I’d been looking at this book anyway and it might have been on my crowded Wish List. (I keep about 200 books on my Wish Lists and I pare and add regularly.) Anyway – there is was one day on sale. Okay – fine.
How to Avoid a Climate Disaster:
The Solutions We Have and the Breakthroughs We Need
By Bill Gates
2021
Read by the author: 6 hours
Rating – 8 / non=fiction- climate change
I generally try to follow major environmental news and there is a lot of changes a lot. There’s a lot of new technology as well as increasing threats especially in the area of climate.
I expected a dry and nerdy book but nope, this is a very readable book. And where I’d intended to read a chapter a day, I got involved and listened to it almost straight through. What Gates has done is to write a progress report on how we’re coming along in dealing with climate change which is creeping up on us with increasing speed. It’s a very big job if we’re going to avoid the disaster it will be if not addressed promptly.
For such a big job, it’s very nicely organized and clearly written. This book made #1 on the New York Times Best Seller list the week it was released. Furthermore Gastes is a very competent reader and there’s a pdf file if you want the photos, charts and graphs (which I did).
Table of Contents:
• Introduction: 51 billion to zero
• Why Zero?
We have to get to zero greenhouse emissions because anything else will build up and we’ll never get rid of what we have which is way too much now. Much of the knowledge and technology will have to be developed, but quite a number of policies and regulations will have to be changed because although we have some – many are outdated and it’s VERY difficult to get energy policies changed. (But this book is NOT a political tract.) This will be hard
• Five questions to ask in every climate conversation:
• How we plug in
• How we make things
• How we grow things
• How we get around
• How we keep cool and stay warm
• Adapting to a warmer world
• Why government policies matter
• A plan for getting to zero
• What each of us can do.
There are drawbacks to converting to “zero” emissions. The problem is extremely complex, and innovation takes decades so we need to get busy. We don’t have all the tools we need but we have do tools which should be used now We need to drive the green premium down. (Green products cost more.) What can we do help the world’s poorest who have the most to lose but did the least to create the problem.

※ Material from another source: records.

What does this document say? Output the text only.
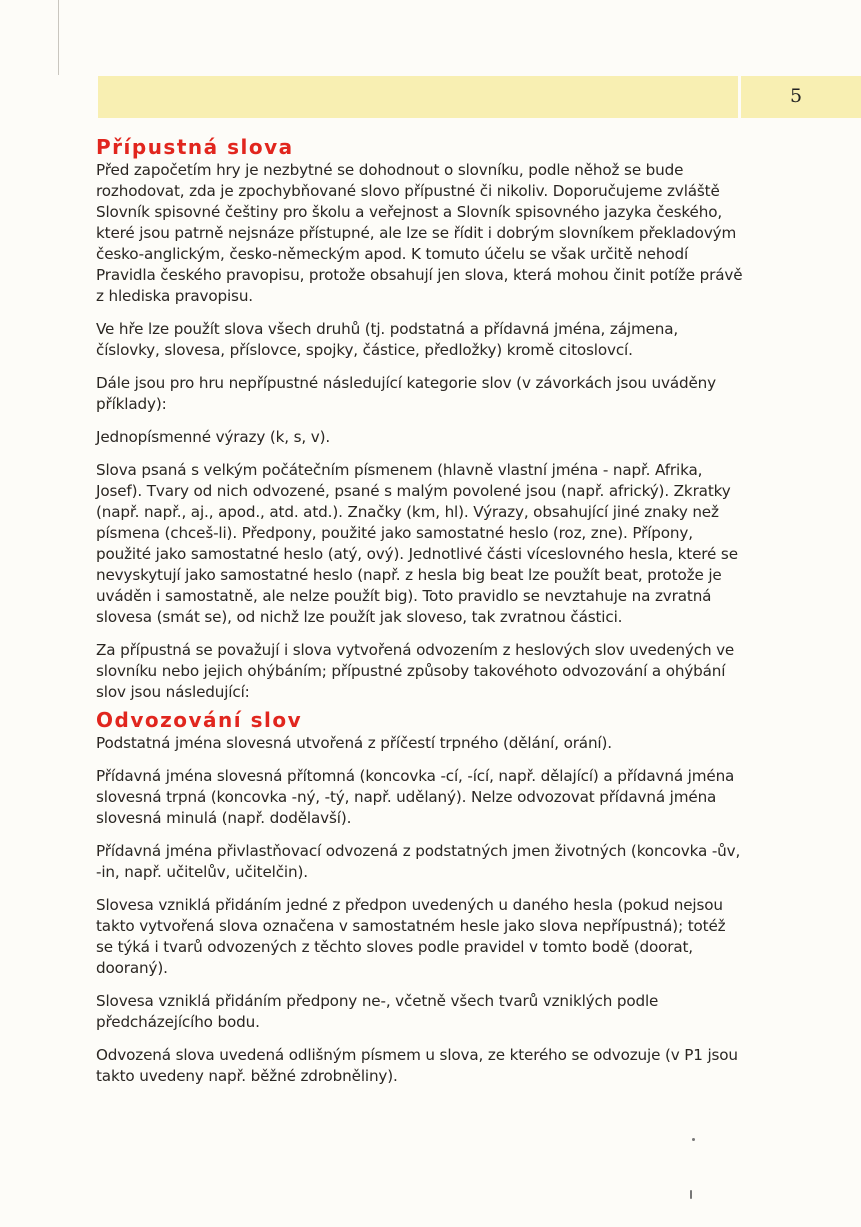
5
Přípustná slova

Před započetím hry je nezbytné se dohodnout o slovníku, podle něhož se bude rozhodovat, zda je zpochybňované slovo přípustné či nikoliv. Doporučujeme zvláště Slovník spisovné češtiny pro školu a veřejnost a Slovník spisovného jazyka českého, které jsou patrně nejsnáze přístupné, ale lze se řídit i dobrým slovníkem překladovým česko-anglickým, česko-německým apod. K tomuto účelu se však určitě nehodí Pravidla českého pravopisu, protože obsahují jen slova, která mohou činit potíže právě z hlediska pravopisu.

Ve hře lze použít slova všech druhů (tj. podstatná a přídavná jména, zájmena, číslovky, slovesa, příslovce, spojky, částice, předložky) kromě citoslovcí.

Dále jsou pro hru nepřípustné následující kategorie slov (v závorkách jsou uváděny příklady):

Jednopísmenné výrazy (k, s, v).

Slova psaná s velkým počátečním písmenem (hlavně vlastní jména - např. Afrika, Josef). Tvary od nich odvozené, psané s malým povolené jsou (např. africký). Zkratky (např. např., aj., apod., atd. atd.). Značky (km, hl). Výrazy, obsahující jiné znaky než písmena (chceš-li). Předpony, použité jako samostatné heslo (roz, zne). Přípony, použité jako samostatné heslo (atý, ový). Jednotlivé části víceslovného hesla, které se nevyskytují jako samostatné heslo (např. z hesla big beat lze použít beat, protože je uváděn i samostatně, ale nelze použít big). Toto pravidlo se nevztahuje na zvratná slovesa (smát se), od nichž lze použít jak sloveso, tak zvratnou částici.

Za přípustná se považují i slova vytvořená odvozením z heslových slov uvedených ve slovníku nebo jejich ohýbáním; přípustné způsoby takovéhoto odvozování a ohýbání slov jsou následující:

Odvozování slov

Podstatná jména slovesná utvořená z příčestí trpného (dělání, orání).

Přídavná jména slovesná přítomná (koncovka -cí, -ící, např. dělající) a přídavná jména slovesná trpná (koncovka -ný, -tý, např. udělaný). Nelze odvozovat přídavná jména slovesná minulá (např. dodělavší).

Přídavná jména přivlastňovací odvozená z podstatných jmen životných (koncovka -ův, -in, např. učitelův, učitelčin).

Slovesa vzniklá přidáním jedné z předpon uvedených u daného hesla (pokud nejsou takto vytvořená slova označena v samostatném hesle jako slova nepřípustná); totéž se týká i tvarů odvozených z těchto sloves podle pravidel v tomto bodě (doorat, dooraný).

Slovesa vzniklá přidáním předpony ne-, včetně všech tvarů vzniklých podle předcházejícího bodu.

Odvozená slova uvedená odlišným písmem u slova, ze kterého se odvozuje (v P1 jsou takto uvedeny např. běžné zdrobněliny).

The wealthiest countries in the world are the ones who will have to go first in developing technologies for energy, transitioning to using them, and passing/enforcing effective regulations. These are the countries who are able to do that. There are many pathways but no matter which one we take it will be hard. But we can do it.

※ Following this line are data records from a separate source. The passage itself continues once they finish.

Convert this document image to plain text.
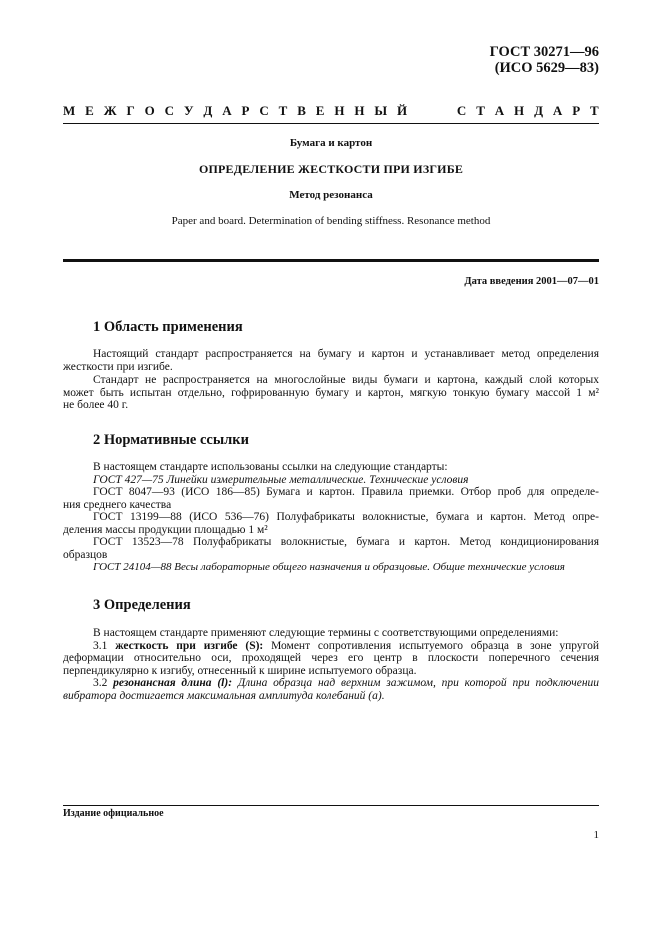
ГОСТ 30271—96
(ИСО 5629—83)
М Е Ж Г О С У Д А Р С Т В Е Н Н Ы Й	С Т А Н Д А Р Т
Бумага и картон
ОПРЕДЕЛЕНИЕ ЖЕСТКОСТИ ПРИ ИЗГИБЕ
Метод резонанса
Paper and board. Determination of bending stiffness. Resonance method
Дата введения 2001—07—01
1 Область применения
Настоящий стандарт распространяется на бумагу и картон и устанавливает метод определения
жесткости при изгибе.
Стандарт не распространяется на многослойные виды бумаги и картона, каждый слой которых
может быть испытан отдельно, гофрированную бумагу и картон, мягкую тонкую бумагу массой 1 м²
не более 40 г.
2 Нормативные ссылки
В настоящем стандарте использованы ссылки на следующие стандарты:
ГОСТ 427—75 Линейки измерительные металлические. Технические условия
ГОСТ 8047—93 (ИСО 186—85) Бумага и картон. Правила приемки. Отбор проб для определе-
ния среднего качества
ГОСТ 13199—88 (ИСО 536—76) Полуфабрикаты волокнистые, бумага и картон. Метод опре-
деления массы продукции площадью 1 м²
ГОСТ 13523—78 Полуфабрикаты волокнистые, бумага и картон. Метод кондиционирования
образцов
ГОСТ 24104—88 Весы лабораторные общего назначения и образцовые. Общие технические условия
3 Определения
В настоящем стандарте применяют следующие термины с соответствующими определениями:
3.1 жесткость при изгибе (S): Момент сопротивления испытуемого образца в зоне упругой
деформации относительно оси, проходящей через его центр в плоскости поперечного сечения
перпендикулярно к изгибу, отнесенный к ширине испытуемого образца.
3.2 резонансная длина (l): Длина образца над верхним зажимом, при которой при подключении
вибратора достигается максимальная амплитуда колебаний (а).
Издание официальное
1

And one by one Gates describes what has to be done to fight climate change effectively. He’s got a time-line. He’s includes spending, research and development of more risky ideas – this could be international like the Genome Project and the projects could be massive and funded for years in advance, match projects to needs and use early stage research and corporations. There are lots of ideas and some of them are veery specific and promising as well as being as cost effective as possible.
Then there are the regulations which the governments need to coordinate and develop and enforce for electricity and electrofuels.
This is not a political tract -he doesn’t espouse either government research and innovation or individual push in those directions. It’s very pragmatic – just like the US has pretty much always been.